Bitcoin mining is a ‘survival game’ at this point; halving didn’t do any favors
“Bitcoin miners are caught in a vice, and the pressure’s only intensifying. The April 2024 halving didn’t just tighten the screws; it flipped the industry on its head,” said David Materazzi, CEO of automated trading platform Galileo FX.
Following the halving event, miners’ block rewards were slashed by 50%, cutting into bitcoin (BTC-USD) production and underlying revenues. And with elevated operating costs, many miners experienced dwindling profits during the quarter ended June 30, 2024. The 4% decline in bitcoin’s price during the three-month period only exacerbated the financial pressure.
As such, Materazzi expects “the weak to be picked off, leaving only the leanest operations standing tall.”
While most miners are struggling to stay afloat, a few are standing out. Riot Platforms (NASDAQ:RIOT), for instance, posted its first quarterly loss since Q3 2023, as the quadrennial halving reduced available bitcoin (BTC-USD) production. Materazzi didn’t seem all that worried, though, saying Riot “is bulldozing ahead, cranking up its hash rate to a staggering 41 [exahashes per second] by 2025, all while sitting on a fat stack of cash.”

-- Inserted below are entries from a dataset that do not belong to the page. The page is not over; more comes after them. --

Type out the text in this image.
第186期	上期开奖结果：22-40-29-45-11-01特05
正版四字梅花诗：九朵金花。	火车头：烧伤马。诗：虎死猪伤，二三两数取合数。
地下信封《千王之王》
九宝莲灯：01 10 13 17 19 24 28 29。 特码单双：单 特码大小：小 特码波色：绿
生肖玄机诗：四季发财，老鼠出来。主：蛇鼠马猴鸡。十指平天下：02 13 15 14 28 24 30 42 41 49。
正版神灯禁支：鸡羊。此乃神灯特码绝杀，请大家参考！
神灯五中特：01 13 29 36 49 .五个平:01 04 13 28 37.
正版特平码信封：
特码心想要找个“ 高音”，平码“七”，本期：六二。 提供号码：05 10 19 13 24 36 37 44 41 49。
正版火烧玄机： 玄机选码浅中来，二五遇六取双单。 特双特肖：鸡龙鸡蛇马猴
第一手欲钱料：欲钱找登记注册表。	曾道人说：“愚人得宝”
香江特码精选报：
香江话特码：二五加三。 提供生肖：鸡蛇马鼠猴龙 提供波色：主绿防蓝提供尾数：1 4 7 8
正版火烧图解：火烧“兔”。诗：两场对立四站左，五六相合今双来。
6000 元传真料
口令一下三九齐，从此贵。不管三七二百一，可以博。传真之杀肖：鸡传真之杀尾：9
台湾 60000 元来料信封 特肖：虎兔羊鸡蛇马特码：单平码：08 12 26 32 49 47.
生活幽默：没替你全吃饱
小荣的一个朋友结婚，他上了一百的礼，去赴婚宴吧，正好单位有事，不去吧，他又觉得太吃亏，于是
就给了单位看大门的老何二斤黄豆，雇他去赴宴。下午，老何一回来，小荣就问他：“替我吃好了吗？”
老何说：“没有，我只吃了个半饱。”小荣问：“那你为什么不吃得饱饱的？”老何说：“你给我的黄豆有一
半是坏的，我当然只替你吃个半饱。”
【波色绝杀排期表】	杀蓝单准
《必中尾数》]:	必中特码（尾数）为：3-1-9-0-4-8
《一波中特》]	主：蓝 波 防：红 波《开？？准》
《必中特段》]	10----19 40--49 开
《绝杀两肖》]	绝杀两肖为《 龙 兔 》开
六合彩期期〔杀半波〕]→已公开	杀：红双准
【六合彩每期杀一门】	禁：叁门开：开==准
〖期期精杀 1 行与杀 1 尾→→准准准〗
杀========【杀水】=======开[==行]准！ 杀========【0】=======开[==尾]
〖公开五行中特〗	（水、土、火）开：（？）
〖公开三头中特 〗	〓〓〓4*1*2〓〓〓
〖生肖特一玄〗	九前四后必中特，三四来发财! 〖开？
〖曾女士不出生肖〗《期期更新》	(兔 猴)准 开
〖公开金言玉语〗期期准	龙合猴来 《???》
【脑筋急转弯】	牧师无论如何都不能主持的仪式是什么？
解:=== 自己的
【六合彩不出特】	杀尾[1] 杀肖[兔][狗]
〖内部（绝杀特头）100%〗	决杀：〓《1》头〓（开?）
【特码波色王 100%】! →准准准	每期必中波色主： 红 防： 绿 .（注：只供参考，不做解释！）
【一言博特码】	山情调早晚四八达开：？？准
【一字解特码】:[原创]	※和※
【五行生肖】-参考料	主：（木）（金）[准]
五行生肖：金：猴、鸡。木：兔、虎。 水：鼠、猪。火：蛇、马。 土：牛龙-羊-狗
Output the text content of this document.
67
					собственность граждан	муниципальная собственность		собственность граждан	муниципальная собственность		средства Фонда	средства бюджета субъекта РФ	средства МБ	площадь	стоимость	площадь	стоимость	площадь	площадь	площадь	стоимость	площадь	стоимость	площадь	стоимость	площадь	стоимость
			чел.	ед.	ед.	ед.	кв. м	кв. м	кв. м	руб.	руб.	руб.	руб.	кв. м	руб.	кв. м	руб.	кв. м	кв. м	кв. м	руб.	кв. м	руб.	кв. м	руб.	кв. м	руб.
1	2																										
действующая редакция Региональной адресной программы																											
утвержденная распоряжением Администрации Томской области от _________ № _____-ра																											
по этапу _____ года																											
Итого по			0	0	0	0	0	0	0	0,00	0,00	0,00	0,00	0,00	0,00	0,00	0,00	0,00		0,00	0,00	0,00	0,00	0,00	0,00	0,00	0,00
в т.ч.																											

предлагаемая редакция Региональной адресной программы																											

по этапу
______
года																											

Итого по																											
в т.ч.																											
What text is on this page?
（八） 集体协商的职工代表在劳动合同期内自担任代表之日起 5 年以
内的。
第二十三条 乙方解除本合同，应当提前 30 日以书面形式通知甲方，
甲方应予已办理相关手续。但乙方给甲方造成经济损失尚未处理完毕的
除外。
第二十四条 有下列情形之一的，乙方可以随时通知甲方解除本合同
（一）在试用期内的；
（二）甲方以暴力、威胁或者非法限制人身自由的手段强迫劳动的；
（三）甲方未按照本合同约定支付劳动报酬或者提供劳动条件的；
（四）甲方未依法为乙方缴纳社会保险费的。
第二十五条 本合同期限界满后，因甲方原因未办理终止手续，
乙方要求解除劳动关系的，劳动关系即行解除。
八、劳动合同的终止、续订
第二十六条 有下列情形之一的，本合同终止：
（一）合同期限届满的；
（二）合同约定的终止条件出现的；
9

Marathon Digital Holdings (NASDAQ:MARA) also turned in a wider-than-expected loss in Q2, reflecting a combination of unfavorable mark-to-market adjustment of digital assets and a decrease in bitcoin (BTC-USD) production after April’s halving. But the company still expects its 2024 hash rate to jump to 50 exahashes per second (EH/s), compared with its installed hash rate of 31.5 EH/s in Q2.
In an effort to sustain cash flow stability, some miners have jumped into artificial intelligence and high-performance computing. HIVE Digital Technologies (NASDAQ:HIVE) in one of them, with its HPC segment accounting for about 8% of its total fiscal Q1 revenue. The company delivered a stronger-than-expected profit for the quarter ended June 30, 2024, as the miner navigated the halving by boosting its installed hashrate.
Blake Morgan, managing partner of crypto tokenization firm Mineral Vault, noted that a handful of miners seem to be adjusting to the impacts of the halving – which typically play out over a few months – “by securing cheaper sources of energy or gaining efficiency in their operations.”
Conversely, he added, “smaller miners that use waste energy are actually more successful than larger rivals that can’t cut electricity bills.”
Going forward, miners may experience relief in the upcoming quarters, as “the price of bitcoin tends to appreciate months subsequent to a halving event,” Morgan said.
Other bitcoin miners: Hut 8 (NASDAQ:HUT), Sphere 3D (NASDAQ:ANY), Digihost Technology (NASDAQ:DGHI), Core Scientific (NASDAQ:CORZ), CLeanSpark (NASDAQ:CLSK), TeraWulf (NASDAQ:WULF), Iris Energy (NASDAQ:IREN), Cipher Mining (NASDAQ:CIFR), Bitfarms (NASDAQ:BITF), Greenidge Generation (NASDAQ:GREE), Stronghold Digital Mining (NASDAQ:SDIG), Bit Digital (NASDAQ:BTBT), Bitdeer Technologies (NASDAQ:BTDR).